How mortal combat taught me enlightenment

This guy I was travelling with in Cambodia had a portable games console. He had just about everything actually, in a backpack that weighed twice as much as he did. Unloading off a boat in Phnom Penh, the baggage guy dropped the whole thing in the Mehkong. Fortunately the console survived.

We toured Angkor Wat together, and almost at the top of the central temple we got chatting to a group of monks. They wanted us to read to them from an English book of Buddhist teachings.  I’d read that it was culturally insensitive to hand anything directly to a monk – you’re supposed to lay it on the floor for them to collect. However by the way they reached over and helped themselves to our cigarettes, I decided that the guidebook may have got that wrong.

Then my companion pulled out his console. The monks lost interest in the book as he queued up a bout on Mortal Kombat and handed it over. One of the younger monks took charge, while the others gathered round to watch.

Now if you don’t know Mortal Kombat, it’s an arcade style fighting game, known for its high levels of bloody violence.  One particularly vicious feature is the ‘Fatality’ whereby the winning player gets to execute the loser in one of a number of sadistic methods. It takes a good knowledge of the game, and a complex combination of button presses to perform. I was never able to do it.

When the monk’s game finished, I heard a strange sound. The scary computer voice announced ‘Friendship’ and I was just in time to see the monk’s character handing his opponent a present. This feature requires a one in a million combination of button presses.

Or perhaps just an enlightened soul.

How I desecrated a UNESCO World Heritage Site

The recent demolition of India’s Hampi bazaar didn’t receive a lot of press coverage.  I was only aware of it through my quarterly newsletter from the Hampi Children’s trust, requesting all donations be suspended until the former residents of the bazaar are relocated by the government.

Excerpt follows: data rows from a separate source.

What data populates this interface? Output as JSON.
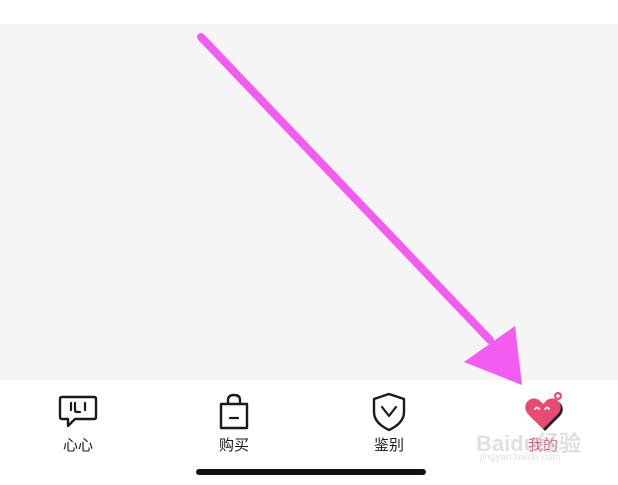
{
  "tabbar": {
    "tabs": [
      {
        "label": "心心",
        "icon": "chat-bubble-face-icon",
        "active": false
      },
      {
        "label": "购买",
        "icon": "shopping-bag-icon",
        "active": false
      },
      {
        "label": "鉴别",
        "icon": "shield-check-icon",
        "active": false
      },
      {
        "label": "我的",
        "icon": "heart-face-icon",
        "active": true
      }
    ]
  },
  "watermark": {
    "main": "Baidu经验",
    "sub": "jingyan.baidu.com"
  },
  "colors": {
    "content_background": "#f5f5f6",
    "active_tab": "#e84a74",
    "arrow": "#f45bf0",
    "text": "#1a1a1a"
  }
}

Until last week the orphaned kids who visit the trust for schooling and meals were living and working with relatives in and around the bazaar, selling trinkets to tourists and taking unofficial tours with their fledgling English.  Three years ago I spent a couple of weeks building the world’s shonkiest playground in the yard of a bookshop on the bazaar.  I cleared a few centuries of rubbish, lashed a plank over a medieval foundation stone to make a seesaw, clambered across the makeshift corrugated roofs to hang a swing from a languorous tree and encouraged the kids to daub the ancient walls with brightly coloured powder. It would not have passed an inspection by Greenwich Borough Council.

A 16th Century stone walkway leading up to a UNESCO protected Virupaksha temple, Hampi bazaar was a thriving integration of modern India’s entrepreneurial spirit and its religious heritage.  Recently the Indian government decided that the market stalls, barber shops and hotels that had settled in the 500-year-old stone pavilions were detrimental to the preservation of the buildings – structurally speaking I’m sure they were right.  A decision was made to protect the area by turning it into a private site, chargeable for admission, with plans for a sound and light show to entertain bus loads of day trippers brought in by tour companies.  The 326 residents of the bazaar were evicted, and shortly after three bulldozers arrived with instructions to level the shops and return the site to its 16th Century best.  Sadly the overzealous and poorly briefed drivers took a fair portion of the ancient stone pavilions with them.

I don’t know for sure if they took the bookshop.  It was home to a great man and a fine collection of spiritual books, but its sacred walls were covered in little coloured handprints and some idiot had made a right mess of the yard.  I’m more concerned about the families, who’ve been promised 130,000 Rps each (about £1,500) and a patch of barren land 4km away, far from the tourist trade.  The trust itself still stands, and for now the children are still attending.  They will have to spend more time working now their living heritage has been destroyed.